Time for a workforce revolution?

Author: annelfry

Guest post from Brendan Hill, CEO of Concern Group.

 
Third sector providers of health and care and their statutory colleagues surely must share similar goals; that is to provide high-quality services, support individuals when they need us most, help them manage their own health, and ensure we coordinate and tailor what we do around the needs and preferences of patients, their families and their carers. Aspiring to these goals at a time when demographics and finances alone provide significant challenge make these increasingly difficult to achieve. 
 
There are a number of key agendas that affect us all:
  • A common goal of providing more holistic approaches to an individual’s health and wellbeing;
  • Addressing the prevention and public health challenge to reduce the burden on specialist services and complex care;
  • Implementing the ‘Five Year Forward View’ (and within the one and a half year period left since it was published);
  • A shared understanding of the importance of the ‘social determinants of health’;
  • and the integration challenge for health and social care, i.e. integrating around individuals and their communities, rather than organisations.
As already illustrated in some of the NHS Vanguard sites over recent years and currently with the emergence of ‘place based approaches’ to health and care planning; new ways of working across professional and organisational boundaries are beginning to release the potential in local systems to focus on how to better provide and organise care around individual need. The permission to think and act differently, and having the freedom to do things in a way that suits local need, will be key to success. 
 
This journey that many of us are now on begins with how we start to think System instead of Organisation. Easier of course to say than do. During recent discussions on this agenda in Gateshead, those involved agreed that such change begins with ‘culture’ and ‘behaviours’. Moving from:
 

Transactional to Collaborative

Reporting to Relational

Commissioner/Provider to System Partners

However, if we are serious about developing this approach across the whole system, we need to start thinking big about workforce. At least 75% of funding is usually spent on staffing services, so the type and number of staff we have, and how we remunerate them, is central.
 
I believe our biggest challenge (and opportunity) is to redesign our workforce around the needs of the people. A simple idea, and relatively obvious, but if we listen to what we are told, user experience would often indicate that this is not the way our workforces are currently arranged.
 
There is, of course, excellent care provided to many, and this should naturally be acknowledged. But this good quality care is all too often provided by dedicated staff in spite of the system they work in, as opposed to because of it. I do not want my position to ever come across as ‘professional bashing’, as I am CEO of an organisation that has been predominantly nurse-led, and this is indeed my own professional background too. I believe we need to support and invest in our professions; refreshing their purpose, remit and skill base in order to increase their ability to serve our communities better.
 
With this in mind, can we now develop a serious conversation with statutory colleagues at the DH, NHSHE, PHE, ADASS, to name a few, on the following issues? With our sector in mind, could we consider:
  • How might we look at the training and development requirements of existing professions, to ensure that they have ‘caught up’ regarding the importance of the social determinants of health, including a greater emphasis on promotion, prevention, and self-management?

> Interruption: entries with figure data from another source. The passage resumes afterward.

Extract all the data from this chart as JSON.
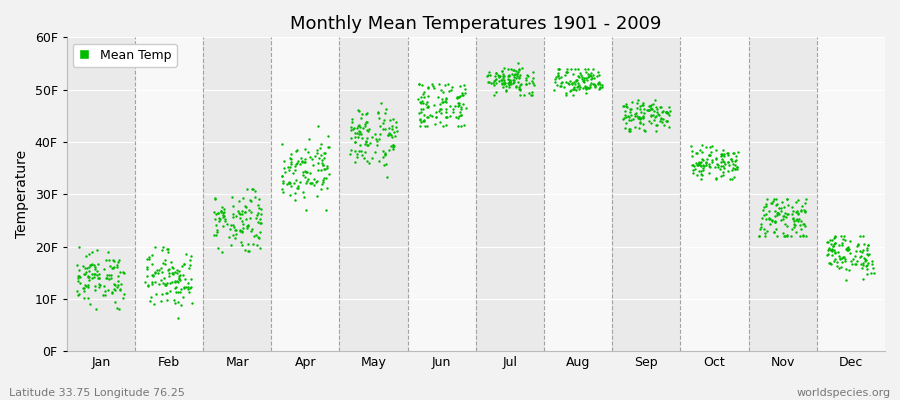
{
  "title": "Monthly Mean Temperatures 1901 - 2009",
  "ylabel": "Temperature",
  "subtitle_left": "Latitude 33.75 Longitude 76.25",
  "subtitle_right": "worldspecies.org",
  "legend_label": "Mean Temp",
  "dot_color": "#00BB00",
  "dot_size": 3,
  "ylim": [
    0,
    60
  ],
  "yticks": [
    0,
    10,
    20,
    30,
    40,
    50,
    60
  ],
  "ytick_labels": [
    "0F",
    "10F",
    "20F",
    "30F",
    "40F",
    "50F",
    "60F"
  ],
  "months": [
    "Jan",
    "Feb",
    "Mar",
    "Apr",
    "May",
    "Jun",
    "Jul",
    "Aug",
    "Sep",
    "Oct",
    "Nov",
    "Dec"
  ],
  "background_color": "#f2f2f2",
  "band_color_odd": "#eaeaea",
  "band_color_even": "#f8f8f8",
  "monthly_means": [
    14.0,
    14.0,
    25.0,
    35.0,
    41.0,
    47.0,
    52.0,
    51.5,
    45.0,
    36.0,
    25.5,
    18.5
  ],
  "monthly_stds": [
    2.5,
    2.8,
    3.0,
    3.0,
    3.0,
    2.5,
    1.5,
    1.5,
    1.5,
    1.5,
    2.0,
    2.0
  ],
  "monthly_ranges": [
    [
      8,
      20
    ],
    [
      3,
      20
    ],
    [
      19,
      31
    ],
    [
      27,
      43
    ],
    [
      33,
      48
    ],
    [
      43,
      51
    ],
    [
      49,
      55
    ],
    [
      49,
      54
    ],
    [
      42,
      48
    ],
    [
      33,
      40
    ],
    [
      22,
      29
    ],
    [
      13,
      22
    ]
  ],
  "n_years": 109
}
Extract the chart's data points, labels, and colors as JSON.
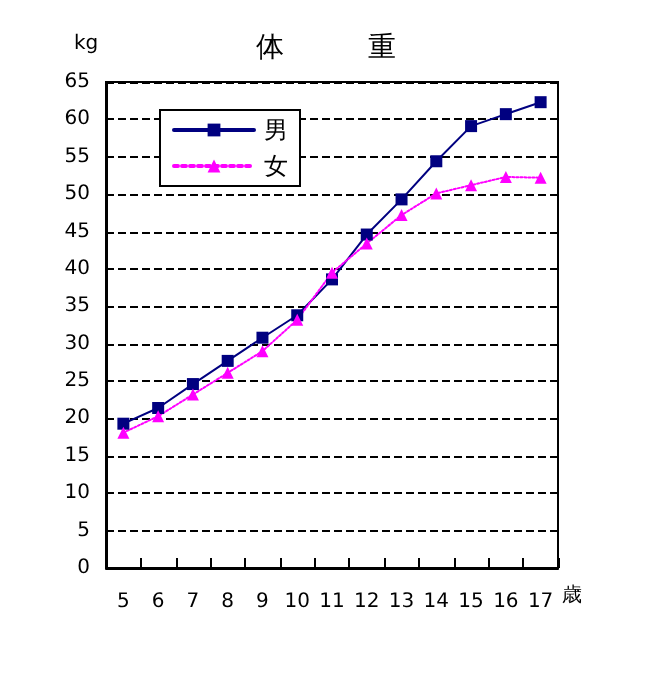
{
  "chart_data": {
    "type": "line",
    "title": "体　　　重",
    "ylabel": "kg",
    "xlabel": "歳",
    "categories": [
      "5",
      "6",
      "7",
      "8",
      "9",
      "10",
      "11",
      "12",
      "13",
      "14",
      "15",
      "16",
      "17"
    ],
    "series": [
      {
        "name": "男",
        "color": "#000080",
        "marker": "square",
        "line_style": "solid",
        "values": [
          19.3,
          21.4,
          24.6,
          27.7,
          30.8,
          33.8,
          38.6,
          44.6,
          49.3,
          54.4,
          59.1,
          60.7,
          62.3
        ]
      },
      {
        "name": "女",
        "color": "#ff00ff",
        "marker": "triangle",
        "line_style": "dotted",
        "values": [
          18.1,
          20.3,
          23.2,
          26.1,
          29.0,
          33.2,
          39.5,
          43.4,
          47.2,
          50.1,
          51.2,
          52.3,
          52.2
        ]
      }
    ],
    "ylim": [
      0,
      65
    ],
    "yticks": [
      0,
      5,
      10,
      15,
      20,
      25,
      30,
      35,
      40,
      45,
      50,
      55,
      60,
      65
    ],
    "grid": "y",
    "legend": "top left"
  }
}
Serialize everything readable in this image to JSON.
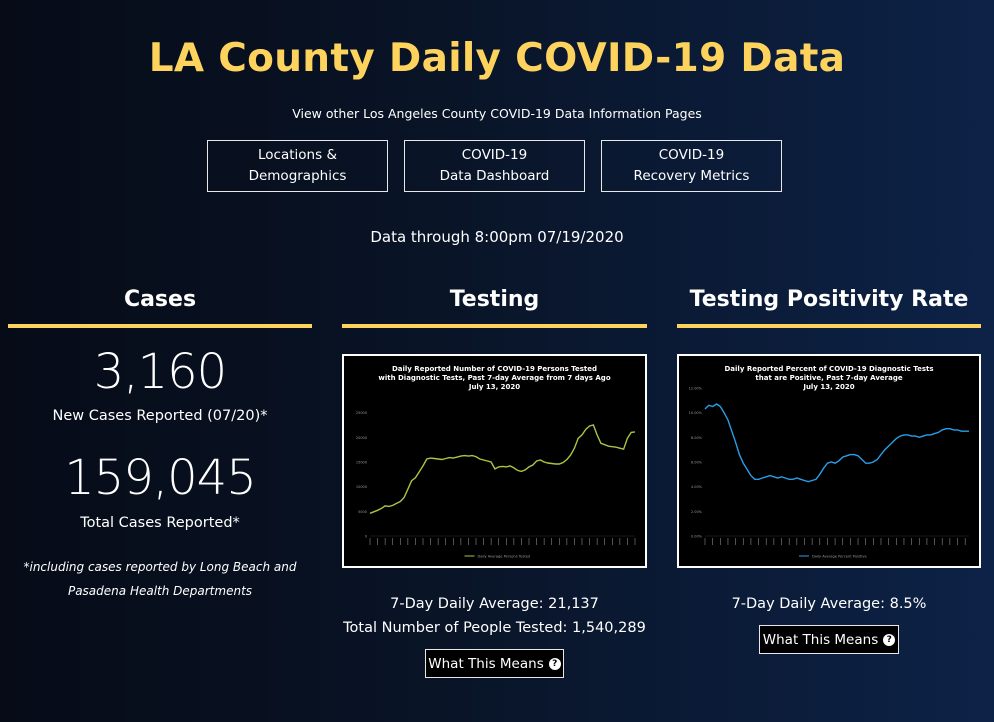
{
  "page": {
    "title": "LA County Daily COVID-19 Data",
    "subtitle": "View other Los Angeles County COVID-19 Data Information Pages",
    "nav": [
      {
        "label": "Locations &\nDemographics"
      },
      {
        "label": "COVID-19\nData Dashboard"
      },
      {
        "label": "COVID-19\nRecovery Metrics"
      }
    ],
    "data_through": "Data through 8:00pm 07/19/2020"
  },
  "cases": {
    "heading": "Cases",
    "new_cases": "3,160",
    "new_cases_label": "New Cases Reported (07/20)*",
    "total_cases": "159,045",
    "total_cases_label": "Total Cases Reported*",
    "footnote": "*including cases reported by Long Beach and Pasadena Health Departments"
  },
  "testing": {
    "heading": "Testing",
    "avg": "7-Day Daily Average: 21,137",
    "total": "Total Number of People Tested: 1,540,289",
    "button": "What This Means",
    "icon": "question-circle-icon"
  },
  "positivity": {
    "heading": "Testing Positivity Rate",
    "avg": "7-Day Daily Average: 8.5%",
    "button": "What This Means",
    "icon": "question-circle-icon"
  },
  "chart_data": [
    {
      "type": "line",
      "title": "Daily Reported Number of COVID-19 Persons Tested with Diagnostic Tests, Past 7-day Average from 7 days Ago July 13, 2020",
      "title_lines": [
        "Daily Reported Number of COVID-19 Persons Tested",
        "with Diagnostic Tests, Past 7-day Average from 7 days Ago",
        "July 13, 2020"
      ],
      "ylim": [
        0,
        30000
      ],
      "yticks": [
        0,
        5000,
        10000,
        15000,
        20000,
        25000
      ],
      "color": "#a9c640",
      "series": [
        {
          "name": "Daily Average Persons Tested",
          "values": [
            4600,
            4900,
            5200,
            5600,
            6100,
            6000,
            6200,
            6600,
            7000,
            7800,
            9500,
            11200,
            11800,
            13000,
            14200,
            15600,
            15800,
            15700,
            15600,
            15500,
            15700,
            15900,
            15800,
            16000,
            16200,
            16300,
            16200,
            16300,
            16100,
            15600,
            15400,
            15200,
            15000,
            13600,
            14000,
            14100,
            14000,
            14200,
            13800,
            13300,
            13100,
            13400,
            14000,
            14400,
            15200,
            15400,
            15000,
            14800,
            14700,
            14600,
            14600,
            14900,
            15500,
            16400,
            17800,
            19800,
            20500,
            21600,
            22300,
            22500,
            20500,
            18800,
            18500,
            18200,
            18100,
            18000,
            17800,
            17600,
            19800,
            21000,
            21100
          ]
        }
      ]
    },
    {
      "type": "line",
      "title": "Daily Reported Percent of COVID-19 Diagnostic Tests that are Positive, Past 7-day Average July 13, 2020",
      "title_lines": [
        "Daily Reported Percent of COVID-19 Diagnostic Tests",
        "that are Positive, Past 7-day Average",
        "July 13, 2020"
      ],
      "ylim": [
        0,
        12
      ],
      "yticks": [
        0,
        2,
        4,
        6,
        8,
        10,
        12
      ],
      "color": "#2a9ee8",
      "series": [
        {
          "name": "Daily Average Percent Positive",
          "values": [
            10.3,
            10.6,
            10.5,
            10.7,
            10.5,
            10.0,
            9.4,
            8.5,
            7.6,
            6.6,
            5.9,
            5.4,
            4.9,
            4.6,
            4.6,
            4.7,
            4.8,
            4.9,
            4.8,
            4.7,
            4.8,
            4.7,
            4.6,
            4.6,
            4.7,
            4.6,
            4.5,
            4.4,
            4.5,
            4.6,
            5.0,
            5.5,
            5.9,
            6.0,
            5.9,
            6.1,
            6.4,
            6.5,
            6.6,
            6.6,
            6.5,
            6.2,
            5.9,
            5.9,
            6.0,
            6.2,
            6.6,
            7.0,
            7.3,
            7.6,
            7.9,
            8.1,
            8.2,
            8.2,
            8.1,
            8.1,
            8.0,
            8.1,
            8.2,
            8.2,
            8.3,
            8.4,
            8.6,
            8.7,
            8.7,
            8.6,
            8.6,
            8.5,
            8.5,
            8.5
          ]
        }
      ]
    }
  ]
}
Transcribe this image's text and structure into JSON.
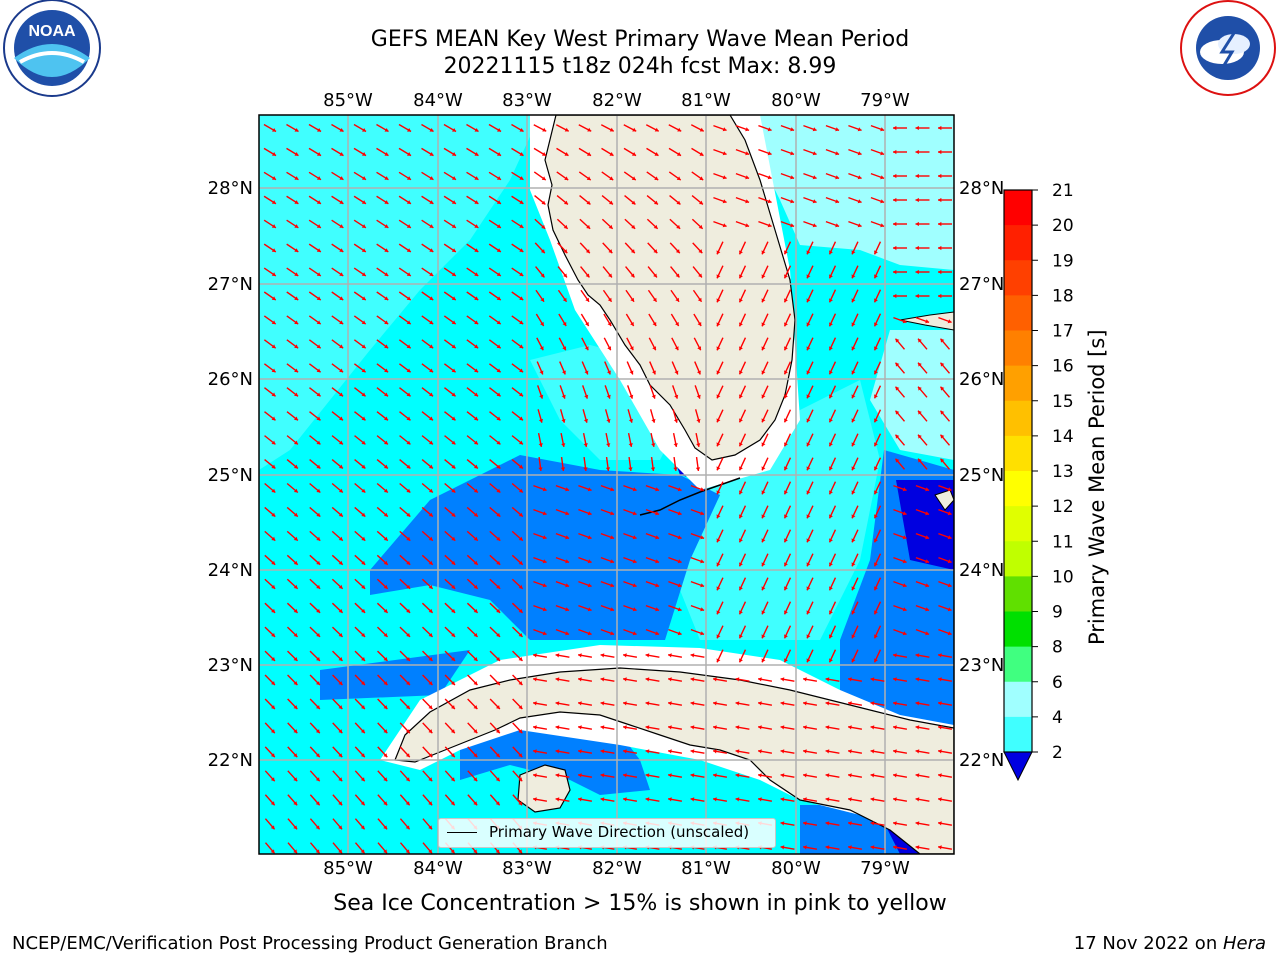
{
  "title": {
    "line1": "GEFS MEAN Key West Primary Wave Mean Period",
    "line2": "20221115 t18z 024h fcst   Max: 8.99"
  },
  "logos": {
    "left": {
      "icon": "noaa-logo",
      "text": "NOAA"
    },
    "right": {
      "icon": "nws-logo",
      "text": "NATIONAL WEATHER SERVICE"
    }
  },
  "map": {
    "lon_labels": [
      "85°W",
      "84°W",
      "83°W",
      "82°W",
      "81°W",
      "80°W",
      "79°W"
    ],
    "lat_labels": [
      "28°N",
      "27°N",
      "26°N",
      "25°N",
      "24°N",
      "23°N",
      "22°N"
    ],
    "land_color": "#efedde",
    "arrow_color": "#ff0000",
    "grid": true
  },
  "legend": {
    "label": "Primary Wave Direction (unscaled)"
  },
  "colorbar": {
    "title": "Primary Wave Mean Period [s]",
    "ticks": [
      "21",
      "20",
      "19",
      "18",
      "17",
      "16",
      "15",
      "14",
      "13",
      "12",
      "11",
      "10",
      "9",
      "8",
      "6",
      "4",
      "2"
    ],
    "colors": [
      "#ff0000",
      "#ff2000",
      "#ff4000",
      "#ff6000",
      "#ff8000",
      "#ffa000",
      "#ffc000",
      "#ffe000",
      "#ffff00",
      "#e0ff00",
      "#c0ff00",
      "#60e000",
      "#00e000",
      "#40ff80",
      "#a0ffff",
      "#40ffff",
      "#00ffff",
      "#0080ff",
      "#0000e0"
    ]
  },
  "note": "Sea Ice Concentration > 15% is shown in pink to yellow",
  "footer": {
    "left": "NCEP/EMC/Verification Post Processing Product Generation Branch",
    "right_prefix": "17 Nov 2022 on ",
    "right_host": "Hera"
  }
}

  • How can the emerging non-professionally-aligned roles (including ‘navigators’ and ‘peer support’) be expanded and valued particularly with a view to develop improved cross sector workforce planning?

  • How might we challenge the myth that we can tackle the chronic shortages in areas such as general practice, community nursing, psychiatry, etc., by continuing to rob other parts of the system, or chase staff that do not exist? 

  • How might we ultimately look at some professional roles and bandings with a view that the evolving health and care system might, in some instances, require ‘enhanced, but fewer’ of some to help fund the ‘revolution’?

Here at Concern Group we have begun to look at several key posts within our own workforce that we feel could be developed further in our psychological therapy, nursing, and community wellbeing services, with the aim of testing out some of the issues outlined above. In addition we have led on the development of the Newcastle/Gateshead Linkwork Collaborative, bringing together providers of linkwork / navigation / social prescribing services across the area to look at how we can develop a shared language, work as a system rather than as individual providers and establish a common set of measurable outcomes.
 
We have led on the development and successful submission of a VCSE Health and Wellbeing Fund bid to provide additional capacity to support this programme over the next three years and are working closely with our colleagues at NHS England to shape the emerging guidance and social prescribing tools being developed centrally.
 
Of course, none of us operate in a vacuum, so we would therefore welcome the opportunity to develop this conversation further with our statutory partners, third sector colleagues, and professional bodies.